Oui mon cher lecteur, d’habitude y’en a 12 et re-oui, Schoenberg, ce bon vieil Arnold, avait déjà révolutionné le vocabulaire musical en imposant le dodécaphonisme à la musique savante, c’est à dire l’utilisation égalitaire des 12 demi-tons, au lieu des 7 notes hiérarchisées des gammes majeures et mineures. Bon je schématise, ne va pas chercher la petite bête ! Bin là, Ben Spees à la guitare, aux claviers et au chant, Connor Reilly à la batterie, Oliver Campbell à la basse et Igliashon Jones à la guitare également, nous en proposent 17, c’est l’inflation mon vieux ! Tout augmente ! Leur galette non identifiée comporte onze titres que je ne te décrirai pas davantage, tant cette musique, comme la musique en générale d’ailleurs, se doit d’être vécue. Cependant, à présent que nous nous connaissons mieux, je peux quand même te citer ceux qui m’ont accroché de prime abord et m’ont permis de poursuivre ma douce acclimatation : « Vestments », « Disremembered », « Superposition Of Silhouettes » (qui me fait penser à du Mr. So & So sous influence, mais tu t’en fous parce que tu ne connais pas Mr. So & So) et « Kept Man » sont surprenants mais rassurants, parce que de facture pop et avant-gardiste à la fois.

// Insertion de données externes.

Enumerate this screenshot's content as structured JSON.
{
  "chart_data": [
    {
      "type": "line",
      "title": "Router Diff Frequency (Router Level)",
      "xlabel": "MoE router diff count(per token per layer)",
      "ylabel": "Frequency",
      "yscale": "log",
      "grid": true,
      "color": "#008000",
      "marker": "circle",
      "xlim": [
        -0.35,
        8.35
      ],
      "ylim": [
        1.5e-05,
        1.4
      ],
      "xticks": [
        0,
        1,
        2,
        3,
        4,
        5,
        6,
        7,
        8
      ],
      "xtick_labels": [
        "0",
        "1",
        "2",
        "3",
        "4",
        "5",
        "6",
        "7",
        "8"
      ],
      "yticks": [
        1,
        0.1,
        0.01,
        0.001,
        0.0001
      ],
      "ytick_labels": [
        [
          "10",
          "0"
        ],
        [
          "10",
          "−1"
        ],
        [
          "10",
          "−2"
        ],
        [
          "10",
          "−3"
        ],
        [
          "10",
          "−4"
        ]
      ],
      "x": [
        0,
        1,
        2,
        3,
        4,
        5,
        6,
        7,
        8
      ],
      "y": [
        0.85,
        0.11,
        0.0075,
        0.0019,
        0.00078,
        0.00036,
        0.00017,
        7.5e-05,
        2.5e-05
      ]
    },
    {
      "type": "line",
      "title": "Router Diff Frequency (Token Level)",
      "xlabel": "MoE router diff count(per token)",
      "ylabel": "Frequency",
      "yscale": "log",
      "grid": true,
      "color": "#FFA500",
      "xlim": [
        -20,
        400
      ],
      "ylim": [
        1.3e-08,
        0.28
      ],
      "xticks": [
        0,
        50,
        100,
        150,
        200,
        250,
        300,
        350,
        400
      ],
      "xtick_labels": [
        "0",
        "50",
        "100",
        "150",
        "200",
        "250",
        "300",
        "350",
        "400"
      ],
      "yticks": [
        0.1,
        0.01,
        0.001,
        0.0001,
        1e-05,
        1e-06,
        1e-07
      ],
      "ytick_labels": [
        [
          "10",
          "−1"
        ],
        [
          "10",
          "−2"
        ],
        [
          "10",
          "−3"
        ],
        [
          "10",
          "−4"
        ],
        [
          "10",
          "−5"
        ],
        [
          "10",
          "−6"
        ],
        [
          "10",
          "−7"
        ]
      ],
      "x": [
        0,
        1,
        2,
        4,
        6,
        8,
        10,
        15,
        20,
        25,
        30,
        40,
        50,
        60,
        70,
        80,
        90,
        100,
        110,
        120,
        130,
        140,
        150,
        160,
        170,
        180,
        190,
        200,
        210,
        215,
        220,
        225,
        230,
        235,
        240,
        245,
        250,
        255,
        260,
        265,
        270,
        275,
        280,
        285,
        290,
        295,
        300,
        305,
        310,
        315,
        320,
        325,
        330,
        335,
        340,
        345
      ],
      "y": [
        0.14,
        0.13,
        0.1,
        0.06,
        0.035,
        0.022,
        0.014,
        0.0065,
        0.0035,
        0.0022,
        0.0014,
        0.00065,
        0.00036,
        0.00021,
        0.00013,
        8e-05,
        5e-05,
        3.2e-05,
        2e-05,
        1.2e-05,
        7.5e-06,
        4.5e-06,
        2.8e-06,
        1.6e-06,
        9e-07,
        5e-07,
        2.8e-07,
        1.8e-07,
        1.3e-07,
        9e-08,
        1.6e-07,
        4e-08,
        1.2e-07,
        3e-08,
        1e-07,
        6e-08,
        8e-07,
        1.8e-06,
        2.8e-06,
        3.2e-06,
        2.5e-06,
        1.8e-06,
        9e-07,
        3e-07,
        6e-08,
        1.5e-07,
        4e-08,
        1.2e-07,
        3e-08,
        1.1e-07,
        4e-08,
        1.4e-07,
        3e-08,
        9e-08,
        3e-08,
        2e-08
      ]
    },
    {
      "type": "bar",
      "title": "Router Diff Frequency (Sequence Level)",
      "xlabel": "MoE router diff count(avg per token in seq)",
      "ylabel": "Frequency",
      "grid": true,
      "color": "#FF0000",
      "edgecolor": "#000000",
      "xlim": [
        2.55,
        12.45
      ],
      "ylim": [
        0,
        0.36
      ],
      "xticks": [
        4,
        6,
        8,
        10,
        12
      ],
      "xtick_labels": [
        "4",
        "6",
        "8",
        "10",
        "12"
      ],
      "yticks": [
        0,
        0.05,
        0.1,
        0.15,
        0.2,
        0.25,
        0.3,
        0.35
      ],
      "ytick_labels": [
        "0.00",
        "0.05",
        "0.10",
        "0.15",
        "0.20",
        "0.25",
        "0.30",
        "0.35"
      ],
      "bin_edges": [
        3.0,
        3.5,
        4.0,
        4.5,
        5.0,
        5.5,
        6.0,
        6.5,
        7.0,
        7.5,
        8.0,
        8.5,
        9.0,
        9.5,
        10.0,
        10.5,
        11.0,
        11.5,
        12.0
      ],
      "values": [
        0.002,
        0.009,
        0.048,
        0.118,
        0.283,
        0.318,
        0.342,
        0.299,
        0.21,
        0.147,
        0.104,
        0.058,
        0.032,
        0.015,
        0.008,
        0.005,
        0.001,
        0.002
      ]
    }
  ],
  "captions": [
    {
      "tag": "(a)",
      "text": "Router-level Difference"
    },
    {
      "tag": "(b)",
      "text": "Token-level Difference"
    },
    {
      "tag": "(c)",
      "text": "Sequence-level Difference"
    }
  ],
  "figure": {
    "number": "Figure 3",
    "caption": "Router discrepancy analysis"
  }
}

Les instrumentaux, éparpillés dans chaque titre, me font littéralement mourir de rire ! (Oui, tu ne le sais sans doute pas mais c’est l’effet que la bonne musique produit sur mes zygomatiques.)
Autant te dire que trois minutes après que Damon de Jack O’ The Clock m’ait parlé de sa collaboration avec Ben Spees, j’écoutais les albums de Mercury Tree sur Bandcamp et 10 minutes plus tard, j’achetais toute la discographie. Quand on peut conjuguer bonnes œuvres et boulimie musicale, faut pas hésiter ! (Ne le dis pas à ma femme, elle va me disputer !) Pour le moment je me suis consacré à Spidermilk pour pouvoir te délivrer une chronique en express mais attends-toi à de nouvelles aventures de Mercury Tree en forme « papier virtuel » sur Clair & Obscur, dans un très proche avenir (et, j’espère pour eux, ailleurs aussi, parce que bon, toi tu lis Clair & Obscur mais ton voisin, j’en suis moins sûr…).
PS : depuis, j’ai jeté une oreille furtive mais attentive à quelques-uns des autres albums (Countenace, Freeze In Phantom Form, Permutations) qui montrent un vrai talent de composition et d’interprétation mais qui sont bien plus traditionnels et en tout cas moins étourdissants. C’est peut être aussi un accès moins extrême à leur musique. Là, c’est à toi de voir.